Human capital is basically the education level of the households within both mining and non-mining regions in OK Tedi and Porgera and is used to measure the second component of the mining–poverty reduction linkage, capabilities. Mining investment has brought about increased investment in human capital. Human capital questions asked if there were any adults living in that household and if they had any educational qualifications. In the analysis of these variables, it was hypothesised that education levels would be higher in mining households than in non-mining households.

Three variables were used to measure the third component, security: food eaten in the last 30 days, square meals in 12 months and income satisfaction. Food eaten in the last 30 days refers to the quantity that the household members eat in a month on average of various kinds of food. It measures “enough of the kinds of food they wanted to eat, or enough, but not always the kinds of food they want, or sometimes not enough or often not enough” within that 30-day period. Food eaten in 30 days is a variable used to measure the security of the food eaten in the communities, both mining and non-mining. Meanwhile, square meals in 12 months is a variable used to measure the quality of the food eaten in the communities. It measures the quality of the food and the times these types of meals were taken. For example, how often do they have square meals each day in the past 12 months. Is it always, often, sometimes, rarely or never? Most indigenous communities do not have access to full meals for breakfast, lunch and dinner every day. The foods in most meals in the villages are high in sugar content and high in carbohydrates and are low in protein (Bourke and Harwood 2009). A high proportion of children become malnourished and die (Bourke 2001; Bourke and Harwood, 2009).

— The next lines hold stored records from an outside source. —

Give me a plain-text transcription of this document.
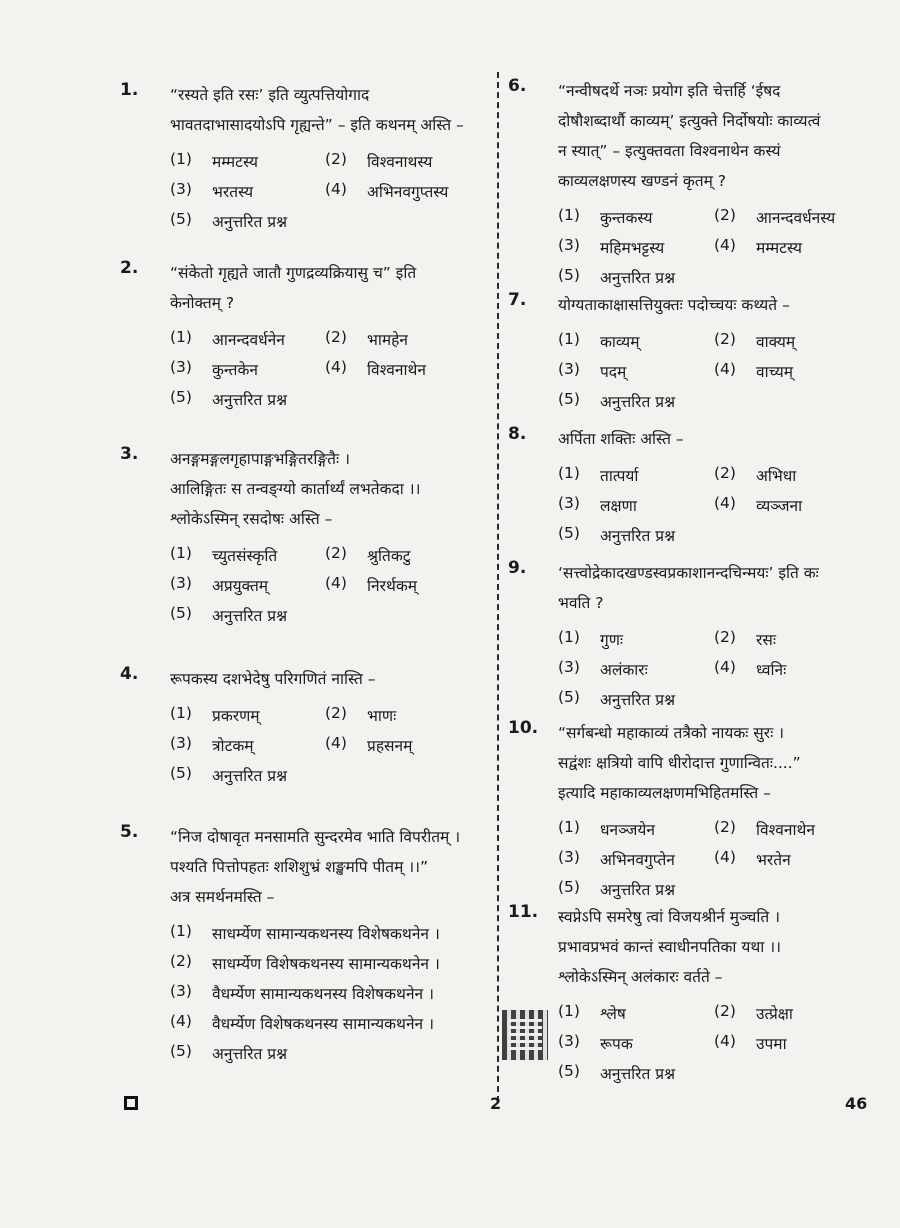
1. “रस्यते इति रसः’ इति व्युत्पत्तियोगाद
भावतदाभासादयोऽपि गृह्यन्ते” – इति कथनम् अस्ति –
(1)	मम्मटस्य	(2)	विश्वनाथस्य
(3)	भरतस्य	(4)	अभिनवगुप्तस्य
(5)	अनुत्तरित प्रश्न
2. “संकेतो गृह्यते जातौ गुणद्रव्यक्रियासु च” इति
केनोक्तम् ?
(1)	आनन्दवर्धनेन	(2)	भामहेन
(3)	कुन्तकेन	(4)	विश्वनाथेन
(5)	अनुत्तरित प्रश्न
3. अनङ्गमङ्गलगृहापाङ्गभङ्गितरङ्गितैः ।
आलिङ्गितः स तन्वङ्ग्यो कार्तार्थ्यं लभतेकदा ।।
श्लोकेऽस्मिन् रसदोषः अस्ति –
(1)	च्युतसंस्कृति	(2)	श्रुतिकटु
(3)	अप्रयुक्तम्	(4)	निरर्थकम्
(5)	अनुत्तरित प्रश्न
4. रूपकस्य दशभेदेषु परिगणितं नास्ति –
(1)	प्रकरणम्	(2)	भाणः
(3)	त्रोटकम्	(4)	प्रहसनम्
(5)	अनुत्तरित प्रश्न
5. “निज दोषावृत मनसामति सुन्दरमेव भाति विपरीतम् ।
पश्यति पित्तोपहतः शशिशुभ्रं शङ्खमपि पीतम् ।।”
अत्र समर्थनमस्ति –
(1)	साधर्म्येण सामान्यकथनस्य विशेषकथनेन ।
(2)	साधर्म्येण विशेषकथनस्य सामान्यकथनेन ।
(3)	वैधर्म्येण सामान्यकथनस्य विशेषकथनेन ।
(4)	वैधर्म्येण विशेषकथनस्य सामान्यकथनेन ।
(5)	अनुत्तरित प्रश्न
6. “नन्वीषदर्थे नञः प्रयोग इति चेत्तर्हि ‘ईषद
दोषौशब्दार्थौ काव्यम्’ इत्युक्ते निर्दोषयोः काव्यत्वं
न स्यात्” – इत्युक्तवता विश्वनाथेन कस्यं
काव्यलक्षणस्य खण्डनं कृतम् ?
(1)	कुन्तकस्य	(2)	आनन्दवर्धनस्य
(3)	महिमभट्टस्य	(4)	मम्मटस्य
(5)	अनुत्तरित प्रश्न
7. योग्यताकाक्षासत्तियुक्तः पदोच्चयः कथ्यते –
(1)	काव्यम्	(2)	वाक्यम्
(3)	पदम्	(4)	वाच्यम्
(5)	अनुत्तरित प्रश्न
8. अर्पिता शक्तिः अस्ति –
(1)	तात्पर्या	(2)	अभिधा
(3)	लक्षणा	(4)	व्यञ्जना
(5)	अनुत्तरित प्रश्न
9. ‘सत्त्वोद्रेकादखण्डस्वप्रकाशानन्दचिन्मयः’ इति कः
भवति ?
(1)	गुणः	(2)	रसः
(3)	अलंकारः	(4)	ध्वनिः
(5)	अनुत्तरित प्रश्न
10. “सर्गबन्धो महाकाव्यं तत्रैको नायकः सुरः ।
सद्वंशः क्षत्रियो वापि धीरोदात्त गुणान्वितः....”
इत्यादि महाकाव्यलक्षणमभिहितमस्ति –
(1)	धनञ्जयेन	(2)	विश्वनाथेन
(3)	अभिनवगुप्तेन	(4)	भरतेन
(5)	अनुत्तरित प्रश्न
11. स्वप्नेऽपि समरेषु त्वां विजयश्रीर्न मुञ्चति ।
प्रभावप्रभवं कान्तं स्वाधीनपतिका यथा ।।
श्लोकेऽस्मिन् अलंकारः वर्तते –
(1)	श्लेष	(2)	उत्प्रेक्षा
(3)	रूपक	(4)	उपमा
(5)	अनुत्तरित प्रश्न
2	46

Income satisfaction is a variable that concerns the income security and whether the household income was enough to take care of the household’s responsibilities and everyday needs. Income security is an important variable and may impact upon the indigenous villages and their livelihoods and poverty. Income and employment status are often considered inappropriate as dependent variables in studies of the impacts of various exogenous influences on poverty and wellbeing in PNG. Edmonds et al. (2018) use yearly consumption per adult equivalent and other variables like having a good roof, whether a household member had a wage job (which was very rare), whether someone in the household engages in subsistence farming and the ratio of school-aged children going to school. In a similar manner, Schmidt et al. (2021a, p. 398) did not use income because a majority of their survey participants were rural households that depended only on “subsistence farming (barter and trade remain common practice in rural communities in PNG)”; less than 5% of households had wage income; close to one-third of households had non-farm enterprises, but income from these sources was highly variable; and few households had any contact with banks. Moreover, Schmidt et al. (2021b) do not use income as a measure of welfare because rural incomes in PNG are difficult to quantify as most households are engaged in subsistence agriculture; rural cash incomes vary throughout the year and may be difficult for respondents to recall, and wages fluctuate due to seasonal variation in crop prices and demand for labour and other goods and services. Hence, income and employment status are less useful variables than income satisfaction on empirical grounds. They are also less appropriate for conceptual reasons because they do not focus on the broader aspects of economic welfare in the way that income satisfaction does.

To analyse empowerment, the fourth component of the mining–poverty reduction linkage, two variables were used: village participation to help and information volunteering. Village participation to help measures social capital which may reflect indigenous social values and their impacts on the safety net “Wantok system”. Village participation to help is a variable constructed from survey questions related to the following: (1) whether the household member has participated in an association, (2) if the villagers are regarded by the household as honest and can be trusted, (3) if the community or village people are considered to be willing to help and support others and (4) if the community or the village supports your household when your household or other community members have a problem. Village participation to help measures social capital as it involves the community and its social engagement with the people generally. This is an important part of the social safety net where the villagers participate to help each other. However, on the other hand, in mining villages, distressed household members looking for opportunities in mining may have no time to participate in village obligations. Nevertheless, support services in mining villages can be strengthened through the community relations office within the mining company as part of their community service or corporate social responsibility.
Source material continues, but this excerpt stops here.